Wednesday, January 30, 2013

Darksiders

Did I talk about Darksiders yet?


The word is spectacle. Spectacle, spectacle, spectacle. I think the main point of the game is just to look really cool.


There's this beefy dude with ridiculous armor, and he bashes demons with his enormously oversized sword. It's moderately hack-and-slashy, but the combat's not particularly great. It's just flashy and over-the-top.

Here's the story. The Four Horsemen of the Apocalypse are supposed to come riding down when it's time for the Apocalypse. Unfortunately, War gets duped into riding down too early. Gasp! Now there's all these angels and demons having this big ol' apocalyptic war and all the humans are dead, and everyone is mad at War because they think it's totally his fault. War's superpowers get confiscated and he has to trudge around Earth until he can find the real culprit and clear his name. There's ten gazillion plotholes in this premise, but it's mostly just an excuse for the hacking and slashing and the spectacle.


I heard good things about this game before I started playing it, so I had high hopes. I'm disappointed to say that it didn't meet my expectations. It's not that it's a bad game, per se; it's certainly passable, and it definitely provides lots of spectacle. Being pretty to look at is fine, but Darksiders fails to impress me on gameplay, and it comes down to the combat. The combat just kind of...sucks.

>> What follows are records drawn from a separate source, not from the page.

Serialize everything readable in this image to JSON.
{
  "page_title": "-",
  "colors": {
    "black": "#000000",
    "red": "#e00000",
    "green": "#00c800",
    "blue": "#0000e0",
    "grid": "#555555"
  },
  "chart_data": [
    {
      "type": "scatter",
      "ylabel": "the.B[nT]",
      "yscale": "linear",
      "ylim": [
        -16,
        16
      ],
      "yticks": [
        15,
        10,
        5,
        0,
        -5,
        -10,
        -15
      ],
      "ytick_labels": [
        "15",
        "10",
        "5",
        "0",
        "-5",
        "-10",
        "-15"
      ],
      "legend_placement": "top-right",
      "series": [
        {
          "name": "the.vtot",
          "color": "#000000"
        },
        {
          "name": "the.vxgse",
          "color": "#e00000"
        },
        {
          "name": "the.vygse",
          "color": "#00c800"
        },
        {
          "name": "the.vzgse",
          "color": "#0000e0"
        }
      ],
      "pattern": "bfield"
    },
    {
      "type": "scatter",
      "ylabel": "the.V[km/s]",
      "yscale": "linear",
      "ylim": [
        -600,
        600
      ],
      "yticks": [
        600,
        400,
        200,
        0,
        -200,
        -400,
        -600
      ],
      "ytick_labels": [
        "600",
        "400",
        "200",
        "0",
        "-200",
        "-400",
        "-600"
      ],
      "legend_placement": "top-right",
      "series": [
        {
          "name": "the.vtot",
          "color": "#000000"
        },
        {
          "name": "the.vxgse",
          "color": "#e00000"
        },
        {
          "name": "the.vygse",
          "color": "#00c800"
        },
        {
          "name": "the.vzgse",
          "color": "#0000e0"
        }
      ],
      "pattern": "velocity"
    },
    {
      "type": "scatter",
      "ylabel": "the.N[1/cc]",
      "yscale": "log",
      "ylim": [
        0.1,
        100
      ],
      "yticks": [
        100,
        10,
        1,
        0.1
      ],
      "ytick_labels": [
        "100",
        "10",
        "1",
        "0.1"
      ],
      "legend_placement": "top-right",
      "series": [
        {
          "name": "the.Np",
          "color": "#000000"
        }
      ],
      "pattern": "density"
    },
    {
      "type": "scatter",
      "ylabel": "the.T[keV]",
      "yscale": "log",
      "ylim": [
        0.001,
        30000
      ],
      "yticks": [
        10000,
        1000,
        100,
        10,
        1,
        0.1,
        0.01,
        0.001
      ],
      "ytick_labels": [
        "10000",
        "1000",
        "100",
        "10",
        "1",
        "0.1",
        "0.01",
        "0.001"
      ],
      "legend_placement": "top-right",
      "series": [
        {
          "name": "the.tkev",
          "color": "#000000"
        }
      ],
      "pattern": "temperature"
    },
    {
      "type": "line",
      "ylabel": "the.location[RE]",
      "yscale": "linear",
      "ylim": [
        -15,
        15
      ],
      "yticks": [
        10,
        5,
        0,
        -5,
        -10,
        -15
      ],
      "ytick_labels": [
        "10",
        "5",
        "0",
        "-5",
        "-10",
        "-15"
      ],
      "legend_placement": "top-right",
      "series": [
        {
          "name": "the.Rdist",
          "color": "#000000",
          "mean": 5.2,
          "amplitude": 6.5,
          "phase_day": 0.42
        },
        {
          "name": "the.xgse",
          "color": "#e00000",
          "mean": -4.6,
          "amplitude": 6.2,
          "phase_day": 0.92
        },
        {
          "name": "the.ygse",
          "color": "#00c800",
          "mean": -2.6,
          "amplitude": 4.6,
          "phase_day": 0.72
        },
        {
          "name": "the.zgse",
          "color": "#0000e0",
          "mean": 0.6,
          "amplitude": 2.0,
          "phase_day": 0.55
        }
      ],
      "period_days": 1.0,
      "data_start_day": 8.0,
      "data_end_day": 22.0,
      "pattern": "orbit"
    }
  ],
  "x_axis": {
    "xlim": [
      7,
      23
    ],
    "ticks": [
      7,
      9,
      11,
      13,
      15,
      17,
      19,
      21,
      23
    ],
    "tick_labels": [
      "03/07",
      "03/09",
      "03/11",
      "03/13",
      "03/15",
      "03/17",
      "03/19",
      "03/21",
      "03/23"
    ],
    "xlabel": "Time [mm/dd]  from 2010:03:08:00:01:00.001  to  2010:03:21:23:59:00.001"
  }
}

There's a combo meter, for example, but it's not actually clear how it works—from what I can tell, it drops the combo count for no reason. I'm still attacking, I'm still hitting enemies, I'm not taking damage. What more does it want? Am I timing my attacks wrong? Am I pressing a wrong button? I don't know, because there isn't any sort of feedback system to tell me. Does the combo count even mean anything? I have no idea.

War also has very limited ability to dodge or block attacks, so in most fights, there's not much tactics beyond mashing the attack button. Coming to Darksiders from games like Bastion and Batman: Arkham City, it's a woefully inferior combat system—a flaw that's difficult to forgive for a game that consists almost entirely of combat. Maybe this changes later on, but I'm two hours into the game already; it wouldn't be much of an excuse if it did.


From what I've seen so far, I'm unimpressed with Darksiders. My rating: Meh/10.